Hints and pseudo code for Exercise 8.23.2 (Smith et al., 2003)

  1. Write a script (read_mass.R) that reads and cleans the data.


    • the separator is a Tab: use read.table with sep = '\t' and stringsAsFactors = FALSE
    • there are no headers; use colnames to set them
    • the Authors used -999 for "not available"; use NA instead
  2. Write another script (body_mass_family.R), which calls read_mass.R, and then calculates the average body mass per Family.

    Hints: there are many ways to accomplish this, and in fact, point 4 asks to write the code in a different way.

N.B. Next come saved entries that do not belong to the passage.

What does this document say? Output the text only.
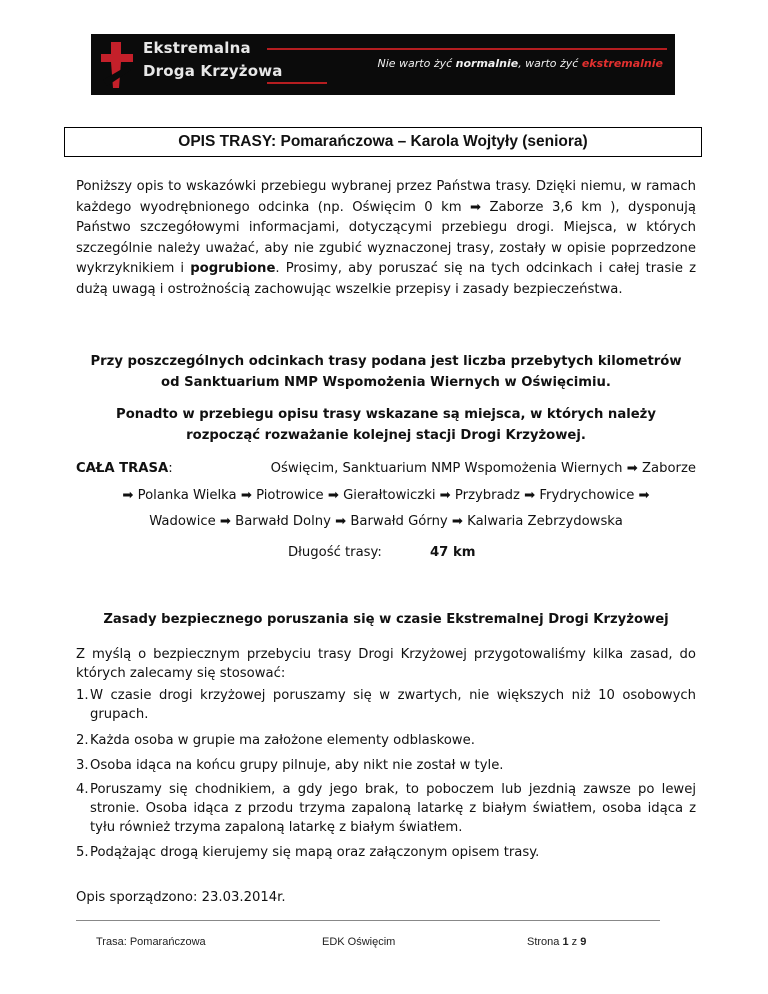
Ekstremalna
Droga Krzyżowa	Nie warto żyć normalnie, warto żyć ekstremalnie
OPIS TRASY: Pomarańczowa – Karola Wojtyły (seniora)
Poniższy opis to wskazówki przebiegu wybranej przez Państwa trasy. Dzięki niemu, w ramach każdego wyodrębnionego odcinka (np. Oświęcim 0 km ➡ Zaborze 3,6 km ), dysponują Państwo szczegółowymi informacjami, dotyczącymi przebiegu drogi. Miejsca, w których szczególnie należy uważać, aby nie zgubić wyznaczonej trasy, zostały w opisie poprzedzone wykrzyknikiem i pogrubione. Prosimy, aby poruszać się na tych odcinkach i całej trasie z dużą uwagą i ostrożnością zachowując wszelkie przepisy i zasady bezpieczeństwa.
Przy poszczególnych odcinkach trasy podana jest liczba przebytych kilometrów od Sanktuarium NMP Wspomożenia Wiernych w Oświęcimiu.
Ponadto w przebiegu opisu trasy wskazane są miejsca, w których należy rozpocząć rozważanie kolejnej stacji Drogi Krzyżowej.
CAŁA TRASA:	Oświęcim, Sanktuarium NMP Wspomożenia Wiernych ➡ Zaborze
➡ Polanka Wielka ➡ Piotrowice ➡ Gierałtowiczki ➡ Przybradz ➡ Frydrychowice ➡
Wadowice ➡ Barwałd Dolny ➡ Barwałd Górny ➡ Kalwaria Zebrzydowska
Długość trasy:	47 km
Zasady bezpiecznego poruszania się w czasie Ekstremalnej Drogi Krzyżowej
Z myślą o bezpiecznym przebyciu trasy Drogi Krzyżowej przygotowaliśmy kilka zasad, do których zalecamy się stosować:
1. W czasie drogi krzyżowej poruszamy się w zwartych, nie większych niż 10 osobowych grupach.
2. Każda osoba w grupie ma założone elementy odblaskowe.
3. Osoba idąca na końcu grupy pilnuje, aby nikt nie został w tyle.
4. Poruszamy się chodnikiem, a gdy jego brak, to poboczem lub jezdnią zawsze po lewej stronie. Osoba idąca z przodu trzyma zapaloną latarkę z białym światłem, osoba idąca z tyłu również trzyma zapaloną latarkę z białym światłem.
5. Podążając drogą kierujemy się mapą oraz załączonym opisem trasy.
Opis sporządzono: 23.03.2014r.
Trasa: Pomarańczowa	EDK Oświęcim	Strona 1 z 9
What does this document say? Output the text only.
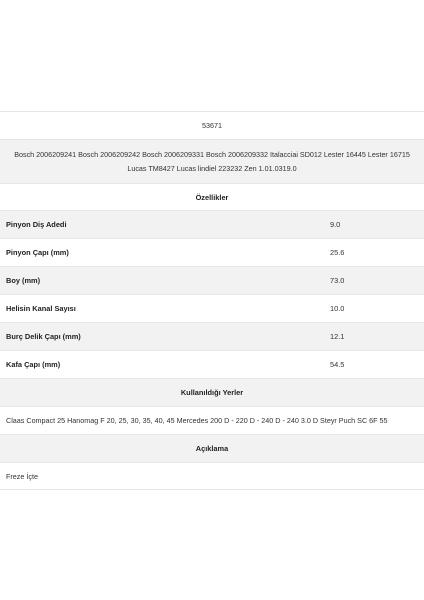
53671
Bosch 2006209241 Bosch 2006209242 Bosch 2006209331 Bosch 2006209332 Italacciai SD012 Lester 16445 Lester 16715 Lucas TM8427 Lucas lindiel 223232 Zen 1.01.0319.0
Özellikler
Pinyon Diş Adedi	9.0
Pinyon Çapı (mm)	25.6
Boy (mm)	73.0
Helisin Kanal Sayısı	10.0
Burç Delik Çapı (mm)	12.1
Kafa Çapı (mm)	54.5
Kullanıldığı Yerler
Claas Compact 25 Hanomag F 20, 25, 30, 35, 40, 45 Mercedes 200 D - 220 D - 240 D - 240 3.0 D Steyr Puch SC 6F 55
Açıklama
Freze İçte
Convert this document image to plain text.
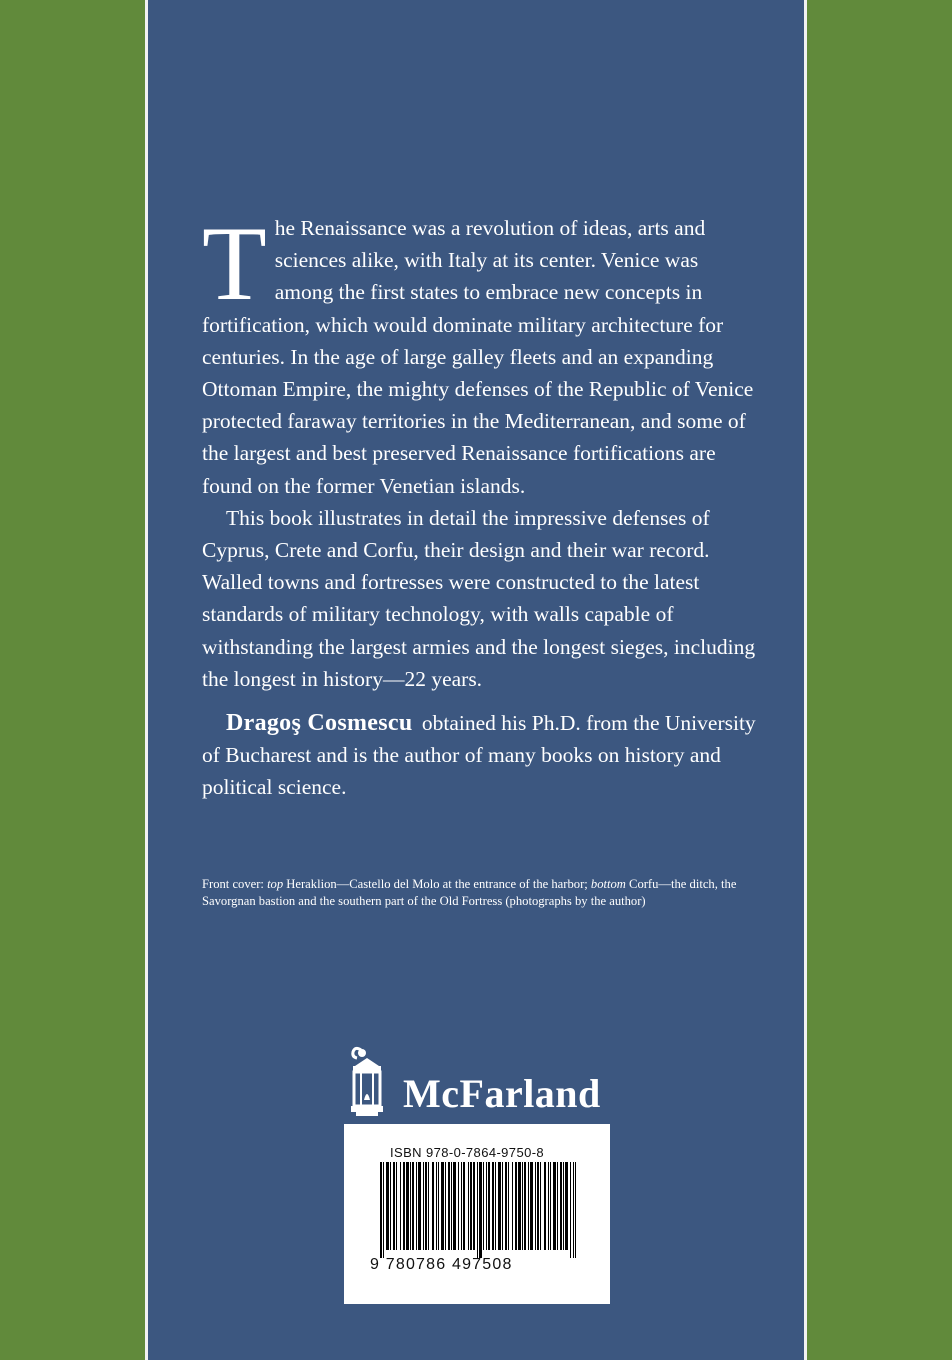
The Renaissance was a revolution of ideas, arts and sciences alike, with Italy at its center. Venice was among the first states to embrace new concepts in fortification, which would dominate military architecture for centuries. In the age of large galley fleets and an expanding Ottoman Empire, the mighty defenses of the Republic of Venice protected faraway territories in the Mediterranean, and some of the largest and best preserved Renaissance fortifications are found on the former Venetian islands.

This book illustrates in detail the impressive defenses of Cyprus, Crete and Corfu, their design and their war record. Walled towns and fortresses were constructed to the latest standards of military technology, with walls capable of withstanding the largest armies and the longest sieges, including the longest in history—22 years.

Dragoş Cosmescu obtained his Ph.D. from the University of Bucharest and is the author of many books on history and political science.

Front cover: top Heraklion—Castello del Molo at the entrance of the harbor; bottom Corfu—the ditch, the Savorgnan bastion and the southern part of the Old Fortress (photographs by the author)
McFarland
ISBN 978-0-7864-9750-8
9 780786 497508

Possible strategies (among many):

    • first extract Family names, then cycle through the families, and for each compute the average body mass
    • go through each record, and add to a data.frame the family and the body mass if it is not already present; if it is present, just add the body size; keep track of the number of species by family, as at the end you will need this value to compute the average.
    • use the compact command by


    all_families <- sort(unique(dt$Family))
    results <- data.frame()
    for (each family){
        extract the body mass for the species in family
            exponentiate (they are stored in log)
            average (set na.rm = TRUE) to remove Not Available
  3. Measure the time it takes to run the analysis.

  4. There are many ways to accomplish this task. Rewrite the analysis using an alternative method, make sure it returns the same results, and time the alternative solution. Which one is more readable? Which one is faster?

    Try implementing one of the other methods suggested above and consider advantages and disadvantages.